Northington, a gay homeless man, was murdered earlier this month, and his severed head was left near an area known for gay cruising.

Although anti-gay bias may have played a role, the motive of Northington's murder remains unclear; several other murders of homeless men in the area have yet to be solved.

In Richmond, a "March and Rally for Equal Justice" converged on the State Capitol, where activists held hands in a circle around the building.
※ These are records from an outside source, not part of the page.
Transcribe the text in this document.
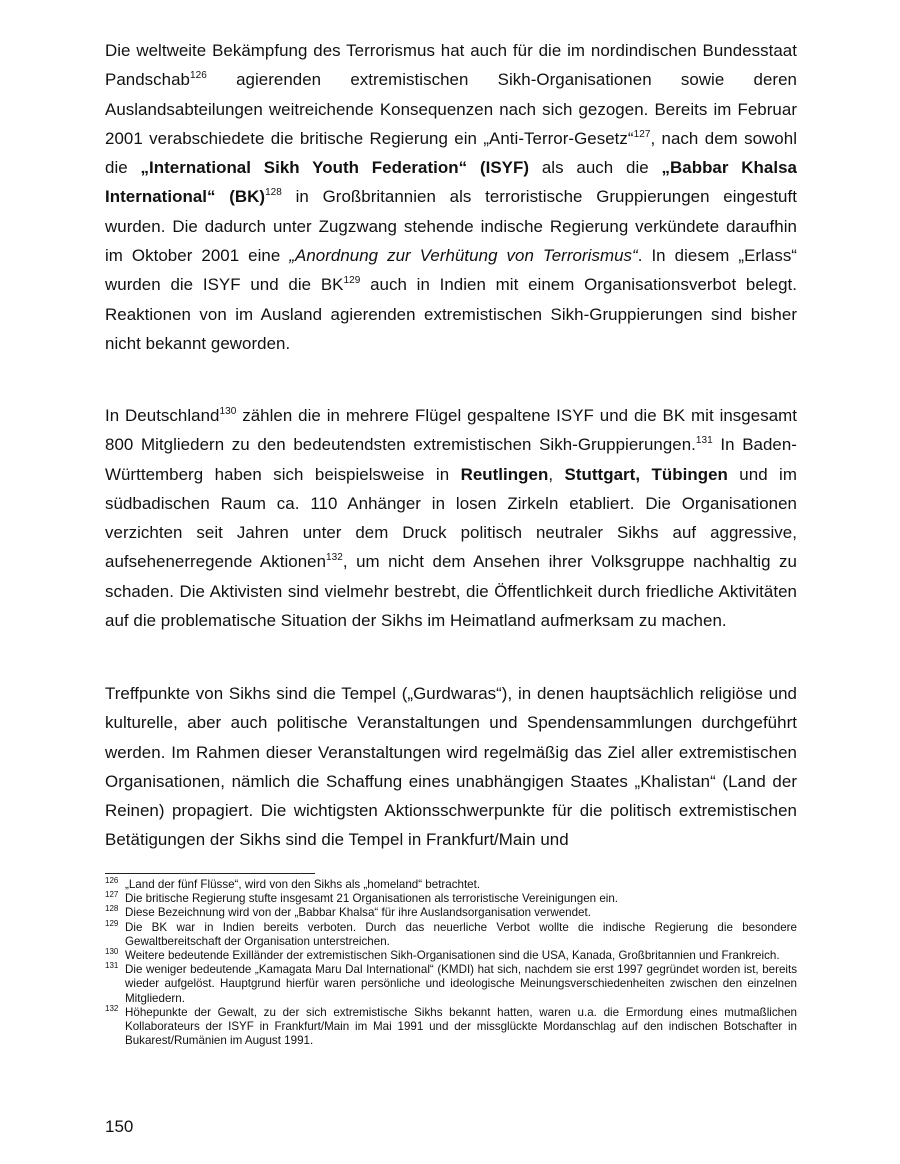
Die weltweite Bekämpfung des Terrorismus hat auch für die im nordindischen Bundesstaat Pandschab$^{126}$ agierenden extremistischen Sikh-Organisationen sowie deren Auslandsabteilungen weitreichende Konsequenzen nach sich gezogen. Bereits im Februar 2001 verabschiedete die britische Regierung ein „Anti-Terror-Gesetz“$^{127}$, nach dem sowohl die „International Sikh Youth Federation“ (ISYF) als auch die „Babbar Khalsa International“ (BK)$^{128}$ in Großbritannien als terroristische Gruppierungen eingestuft wurden. Die dadurch unter Zugzwang stehende indische Regierung verkündete daraufhin im Oktober 2001 eine „Anordnung zur Verhütung von Terrorismus“. In diesem „Erlass“ wurden die ISYF und die BK$^{129}$ auch in Indien mit einem Organisationsverbot belegt. Reaktionen von im Ausland agierenden extremistischen Sikh-Gruppierungen sind bisher nicht bekannt geworden.

In Deutschland$^{130}$ zählen die in mehrere Flügel gespaltene ISYF und die BK mit insgesamt 800 Mitgliedern zu den bedeutendsten extremistischen Sikh-Gruppierungen.$^{131}$ In Baden-Württemberg haben sich beispielsweise in Reutlingen, Stuttgart, Tübingen und im südbadischen Raum ca. 110 Anhänger in losen Zirkeln etabliert. Die Organisationen verzichten seit Jahren unter dem Druck politisch neutraler Sikhs auf aggressive, aufsehenerregende Aktionen$^{132}$, um nicht dem Ansehen ihrer Volksgruppe nachhaltig zu schaden. Die Aktivisten sind vielmehr bestrebt, die Öffentlichkeit durch friedliche Aktivitäten auf die problematische Situation der Sikhs im Heimatland aufmerksam zu machen.

Treffpunkte von Sikhs sind die Tempel („Gurdwaras“), in denen hauptsächlich religiöse und kulturelle, aber auch politische Veranstaltungen und Spendensammlungen durchgeführt werden. Im Rahmen dieser Veranstaltungen wird regelmäßig das Ziel aller extremistischen Organisationen, nämlich die Schaffung eines unabhängigen Staates „Khalistan“ (Land der Reinen) propagiert. Die wichtigsten Aktionsschwerpunkte für die politisch extremistischen Betätigungen der Sikhs sind die Tempel in Frankfurt/Main und

126 „Land der fünf Flüsse“, wird von den Sikhs als „homeland“ betrachtet.
127 Die britische Regierung stufte insgesamt 21 Organisationen als terroristische Vereinigungen ein.
128 Diese Bezeichnung wird von der „Babbar Khalsa“ für ihre Auslandsorganisation verwendet.
129 Die BK war in Indien bereits verboten. Durch das neuerliche Verbot wollte die indische Regierung die besondere Gewaltbereitschaft der Organisation unterstreichen.
130 Weitere bedeutende Exilländer der extremistischen Sikh-Organisationen sind die USA, Kanada, Großbritannien und Frankreich.
131 Die weniger bedeutende „Kamagata Maru Dal International“ (KMDI) hat sich, nachdem sie erst 1997 gegründet worden ist, bereits wieder aufgelöst. Hauptgrund hierfür waren persönliche und ideologische Meinungsverschiedenheiten zwischen den einzelnen Mitgliedern.
132 Höhepunkte der Gewalt, zu der sich extremistische Sikhs bekannt hatten, waren u.a. die Ermordung eines mutmaßlichen Kollaborateurs der ISYF in Frankfurt/Main im Mai 1991 und der missglückte Mordanschlag auf den indischen Botschafter in Bukarest/Rumänien im August 1991.
150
African-American State Leaders Contacted

African-American state legislators from around the country were contacted by the National Black Lesbian and Gay Leadership Forum as part of Equality Begins at Home.

Willa J. Taylor, chair of the Forum's board of directors, told legislators in a letter: "not all African Americans are straight and not all gays and lesbians are white.

"In your district alone, there are hundreds of lesbians, gay men, bisexuals and transgendered people of African descent you are not fully serving when you ignore the concerns of the queer community.

"During this week of Equality Begins at Home, when the LGBT community will be concentrating our efforts on state houses around the country, the National Black Lesbian and Gay Leadership Forum calls on you, as African American legislators, to remember that the fight for civil rights and social justice is not the exclusive domain of any one group.

"As a race of people who has known - and continues to experience--the bitter taste of inequality, we must embrace all of our people in the struggle for freedom or none of us will ever be free."